Photobiomodulation and nitric oxide signaling

Nitric oxide (NO) is a well-known gaseous mediator that maintains vascular homeostasis. Extensive evidence supports that a hallmark of endothelial dysfunction, which leads to cardiovascular diseases, is endothelial NO deficiency. Thus, restoring endothelial NO represents a promising approach to treating cardiovascular complications. Despite many therapeutic agents having been shown to augment NO bioavailability under various pathological conditions, success in resulting clinical trials has remained elusive. There is solid evidence of diverse beneficial effects of the treatment with low-power near-infrared (NIR) light, defined as photobiomodulation (PBM). Although the precise mechanisms of action of PBM are still elusive, recent studies consistently report that PBM improves endothelial dysfunction via increasing bioavailable NO in a dose-dependent manner and open a feasible path to the use of PBM for treating cardiovascular diseases via augmenting NO bioavailability.

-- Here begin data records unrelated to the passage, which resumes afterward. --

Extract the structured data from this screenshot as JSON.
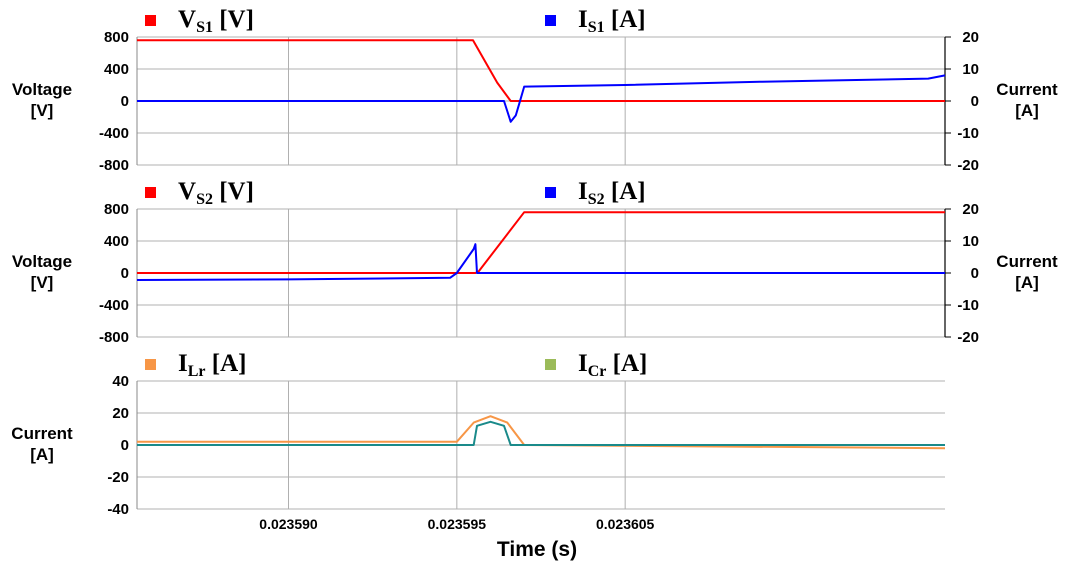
{
  "x_axis": {
    "label": "Time (s)",
    "range": [
      0.0235855,
      0.0236095
    ],
    "ticks": [
      "0.023590",
      "0.023595",
      "0.023605"
    ]
  },
  "chart_data": [
    {
      "type": "line",
      "left_axis": {
        "label": [
          "Voltage",
          "[V]"
        ],
        "range": [
          -800,
          800
        ],
        "ticks": [
          "800",
          "400",
          "0",
          "-400",
          "-800"
        ]
      },
      "right_axis": {
        "label": [
          "Current",
          "[A]"
        ],
        "range": [
          -20,
          20
        ],
        "ticks": [
          "20",
          "10",
          "0",
          "-10",
          "-20"
        ]
      },
      "grid": true,
      "series": [
        {
          "legend_main": "V",
          "legend_sub": "S1",
          "legend_unit": " [V]",
          "color": "#ff0000",
          "axis": "left",
          "x": [
            0.0235855,
            0.02359548,
            0.0235962,
            0.0235966,
            0.0236095
          ],
          "y": [
            760,
            760,
            230,
            0,
            0
          ]
        },
        {
          "legend_main": "I",
          "legend_sub": "S1",
          "legend_unit": " [A]",
          "color": "#0000ff",
          "axis": "right",
          "x": [
            0.0235855,
            0.0235964,
            0.0235966,
            0.02359675,
            0.02359685,
            0.023597,
            0.0236,
            0.023604,
            0.023609,
            0.0236095
          ],
          "y": [
            0,
            0,
            -6.5,
            -4.5,
            -1,
            4.5,
            5.0,
            6.0,
            7.0,
            8.0
          ]
        }
      ]
    },
    {
      "type": "line",
      "left_axis": {
        "label": [
          "Voltage",
          "[V]"
        ],
        "range": [
          -800,
          800
        ],
        "ticks": [
          "800",
          "400",
          "0",
          "-400",
          "-800"
        ]
      },
      "right_axis": {
        "label": [
          "Current",
          "[A]"
        ],
        "range": [
          -20,
          20
        ],
        "ticks": [
          "20",
          "10",
          "0",
          "-10",
          "-20"
        ]
      },
      "grid": true,
      "series": [
        {
          "legend_main": "V",
          "legend_sub": "S2",
          "legend_unit": " [V]",
          "color": "#ff0000",
          "axis": "left",
          "x": [
            0.0235855,
            0.02359555,
            0.02359565,
            0.023597,
            0.0236095
          ],
          "y": [
            0,
            0,
            20,
            760,
            760
          ]
        },
        {
          "legend_main": "I",
          "legend_sub": "S2",
          "legend_unit": " [A]",
          "color": "#0000ff",
          "axis": "right",
          "x": [
            0.0235855,
            0.02359,
            0.0235948,
            0.023595,
            0.0235955,
            0.02359555,
            0.0235956,
            0.0236095
          ],
          "y": [
            -2.2,
            -2.0,
            -1.5,
            0,
            7.5,
            9.0,
            0,
            0
          ]
        }
      ]
    },
    {
      "type": "line",
      "left_axis": {
        "label": [
          "Current",
          "[A]"
        ],
        "range": [
          -40,
          40
        ],
        "ticks": [
          "40",
          "20",
          "0",
          "-20",
          "-40"
        ]
      },
      "grid": true,
      "series": [
        {
          "legend_main": "I",
          "legend_sub": "Lr",
          "legend_unit": " [A]",
          "color": "#f79646",
          "axis": "left",
          "x": [
            0.0235855,
            0.023595,
            0.0235955,
            0.023596,
            0.0235965,
            0.023597,
            0.0236095
          ],
          "y": [
            2,
            2,
            14,
            18,
            14,
            0,
            -2
          ]
        },
        {
          "legend_main": "I",
          "legend_sub": "Cr",
          "legend_unit": " [A]",
          "color": "#1a8a8a",
          "legend_color": "#9bbb59",
          "axis": "left",
          "x": [
            0.0235855,
            0.0235955,
            0.0235956,
            0.023596,
            0.0235964,
            0.0235966,
            0.0235968,
            0.023597,
            0.0236095
          ],
          "y": [
            0,
            0,
            12,
            14.5,
            12,
            0,
            0,
            0,
            0
          ]
        }
      ]
    }
  ]
}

In particular, the use of NIR light in the NIR-II window (1000–1700 nm) for PBM, which has reduced scattering and minimal tissue absorption with the largest penetration depth, is emerging as a promising therapy. In this review, we update recent findings on PBM and NO. •Photobiomodulation (PBM) augments nitric oxide (NO) bioavailability via multiple mechanisms.•PBM reverses endothelial dysfunction via augmenting NO bioavailability and can be used to treat cardiovascular diseases.•Near-infrared (NIR) light in the NIR-II window (1000–1700 nm), which penetrates biological tissue deeper, shows PBM.•NIR-II light augments NO bioavailability via activation of endothelial NO synthase (eNOS).